Tularemia is perhaps the rarest of the often-named co-infections. Tularemia is most often contracted from deer flies, rabbits and dogs but is also found to have come (rarely) from the American Dog Tick, Rocky Mountain Wood Tick, and Lone Star Tick.
Depending on the site of infection, tularemia has six characteristic clinical symptoms: ulceroglandular (the most common type representing 75% of all forms),glandular, oropharyngeal, pneumonic, oculoglandular, and typhoidal.
The incubation period for tularemia is one to 14 days.
Most human infections become apparent after three to five days
There is very specific blood test for to look for Francisella tularensis. A blood sample is sent to a lab, where it is examined for Francisella antibodies using a method called serology. This method checks to see if your body has produced substances called antibodies to a specific foreign substance (antigen), in this case Francisella tularensis.

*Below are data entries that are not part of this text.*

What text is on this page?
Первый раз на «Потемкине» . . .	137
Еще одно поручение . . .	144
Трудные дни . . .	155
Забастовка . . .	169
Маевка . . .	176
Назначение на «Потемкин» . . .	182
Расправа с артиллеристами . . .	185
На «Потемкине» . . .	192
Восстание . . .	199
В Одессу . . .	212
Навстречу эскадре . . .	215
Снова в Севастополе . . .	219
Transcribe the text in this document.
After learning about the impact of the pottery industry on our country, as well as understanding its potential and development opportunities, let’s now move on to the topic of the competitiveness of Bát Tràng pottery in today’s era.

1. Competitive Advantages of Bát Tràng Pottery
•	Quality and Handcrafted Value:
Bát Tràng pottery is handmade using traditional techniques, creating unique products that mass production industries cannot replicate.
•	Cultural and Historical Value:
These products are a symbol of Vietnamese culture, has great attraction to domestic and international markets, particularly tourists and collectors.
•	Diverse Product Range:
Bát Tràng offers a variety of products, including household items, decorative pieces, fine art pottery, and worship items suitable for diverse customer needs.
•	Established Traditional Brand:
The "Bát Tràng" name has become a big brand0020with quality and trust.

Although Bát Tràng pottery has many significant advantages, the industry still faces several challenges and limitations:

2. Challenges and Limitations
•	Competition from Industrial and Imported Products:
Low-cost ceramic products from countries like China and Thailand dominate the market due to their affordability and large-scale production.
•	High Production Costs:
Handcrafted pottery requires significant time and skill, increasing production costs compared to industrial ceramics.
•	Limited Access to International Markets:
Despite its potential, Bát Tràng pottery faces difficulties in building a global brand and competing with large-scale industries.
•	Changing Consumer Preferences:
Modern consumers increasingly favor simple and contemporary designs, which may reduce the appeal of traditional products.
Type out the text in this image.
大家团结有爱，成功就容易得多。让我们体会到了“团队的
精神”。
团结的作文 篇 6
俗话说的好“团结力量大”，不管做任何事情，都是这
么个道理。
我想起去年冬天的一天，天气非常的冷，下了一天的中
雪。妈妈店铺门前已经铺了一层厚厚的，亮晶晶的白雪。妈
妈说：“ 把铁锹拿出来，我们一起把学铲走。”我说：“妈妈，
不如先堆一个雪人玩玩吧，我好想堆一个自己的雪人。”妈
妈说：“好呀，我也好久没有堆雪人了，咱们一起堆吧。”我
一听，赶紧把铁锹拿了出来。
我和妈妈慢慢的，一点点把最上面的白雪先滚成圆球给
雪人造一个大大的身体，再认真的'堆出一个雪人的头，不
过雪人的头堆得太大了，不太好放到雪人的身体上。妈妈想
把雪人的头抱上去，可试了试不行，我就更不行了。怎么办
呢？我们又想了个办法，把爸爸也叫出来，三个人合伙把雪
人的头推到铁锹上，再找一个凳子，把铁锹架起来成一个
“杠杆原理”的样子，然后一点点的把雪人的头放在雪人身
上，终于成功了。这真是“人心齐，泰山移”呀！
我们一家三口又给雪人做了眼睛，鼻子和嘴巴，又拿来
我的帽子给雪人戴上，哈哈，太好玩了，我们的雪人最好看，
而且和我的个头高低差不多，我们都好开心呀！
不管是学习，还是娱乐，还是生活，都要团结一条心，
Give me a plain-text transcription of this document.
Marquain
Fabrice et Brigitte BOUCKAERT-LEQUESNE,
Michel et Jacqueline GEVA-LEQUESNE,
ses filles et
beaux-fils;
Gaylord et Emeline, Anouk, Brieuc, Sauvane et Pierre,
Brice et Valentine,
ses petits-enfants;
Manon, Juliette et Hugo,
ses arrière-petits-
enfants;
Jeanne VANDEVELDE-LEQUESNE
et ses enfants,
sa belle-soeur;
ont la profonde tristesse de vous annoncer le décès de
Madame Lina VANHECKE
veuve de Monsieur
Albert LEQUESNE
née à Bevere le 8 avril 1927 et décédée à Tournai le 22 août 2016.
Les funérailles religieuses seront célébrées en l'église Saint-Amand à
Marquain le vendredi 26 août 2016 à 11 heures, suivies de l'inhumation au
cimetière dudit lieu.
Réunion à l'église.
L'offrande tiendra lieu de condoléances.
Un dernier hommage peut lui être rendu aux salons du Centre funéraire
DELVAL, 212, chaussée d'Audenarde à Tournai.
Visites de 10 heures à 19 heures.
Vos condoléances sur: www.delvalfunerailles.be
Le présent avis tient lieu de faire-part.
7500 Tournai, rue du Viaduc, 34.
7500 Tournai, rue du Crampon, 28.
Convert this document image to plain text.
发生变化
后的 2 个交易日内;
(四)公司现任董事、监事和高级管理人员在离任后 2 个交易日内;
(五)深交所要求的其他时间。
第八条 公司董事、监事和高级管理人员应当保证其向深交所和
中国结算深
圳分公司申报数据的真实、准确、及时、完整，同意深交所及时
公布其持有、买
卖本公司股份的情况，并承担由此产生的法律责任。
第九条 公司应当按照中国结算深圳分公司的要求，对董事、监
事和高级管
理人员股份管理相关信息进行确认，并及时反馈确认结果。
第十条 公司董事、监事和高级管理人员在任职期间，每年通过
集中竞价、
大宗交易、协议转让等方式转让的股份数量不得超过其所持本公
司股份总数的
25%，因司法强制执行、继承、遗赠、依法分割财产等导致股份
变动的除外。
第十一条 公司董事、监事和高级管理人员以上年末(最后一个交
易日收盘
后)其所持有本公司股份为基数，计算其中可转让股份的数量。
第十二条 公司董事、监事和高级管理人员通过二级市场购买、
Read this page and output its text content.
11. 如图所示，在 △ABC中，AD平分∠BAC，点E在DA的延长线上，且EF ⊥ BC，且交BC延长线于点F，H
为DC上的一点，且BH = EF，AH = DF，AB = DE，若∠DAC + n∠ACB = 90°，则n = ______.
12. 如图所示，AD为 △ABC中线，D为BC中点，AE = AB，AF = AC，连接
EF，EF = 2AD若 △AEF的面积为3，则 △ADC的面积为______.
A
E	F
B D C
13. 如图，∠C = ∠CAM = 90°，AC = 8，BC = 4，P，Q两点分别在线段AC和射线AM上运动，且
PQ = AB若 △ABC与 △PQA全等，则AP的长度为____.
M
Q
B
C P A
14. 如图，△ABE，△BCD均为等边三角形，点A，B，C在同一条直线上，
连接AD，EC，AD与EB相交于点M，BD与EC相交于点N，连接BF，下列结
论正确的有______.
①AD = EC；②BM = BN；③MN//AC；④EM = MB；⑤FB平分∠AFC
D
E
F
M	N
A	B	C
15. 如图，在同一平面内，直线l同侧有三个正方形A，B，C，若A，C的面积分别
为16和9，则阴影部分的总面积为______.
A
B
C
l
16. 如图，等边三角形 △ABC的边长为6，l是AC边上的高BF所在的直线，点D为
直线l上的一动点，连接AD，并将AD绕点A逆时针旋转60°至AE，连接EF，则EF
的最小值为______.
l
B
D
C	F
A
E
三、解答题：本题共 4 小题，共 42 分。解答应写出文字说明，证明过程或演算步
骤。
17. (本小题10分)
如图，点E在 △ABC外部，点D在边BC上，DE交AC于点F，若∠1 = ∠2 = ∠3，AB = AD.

Antibodies defend your body against bacteria, viruses, and fungi. If antibodies are present, they are in the serum of your blood. Serum is the liquid portion of blood. Depending on the lab, the titre number will determine whether it is a past infection or active infection. Just as with Lyme bacteria, the presence of antibodies does not mean an active infection. If a person has ever been exposed, that person will have antibodies present in their blood serum.
Banding in a blot test such as Igenex is meaningless, as there is no specific band related to Francisella tularensis
Titre (concentration of antibodies) for acute disease should be a four-fold increase of lowest discernible levels. In most labs that would be 1:160. Convalescent titres of 10-14 days may be necessary to confirm disease.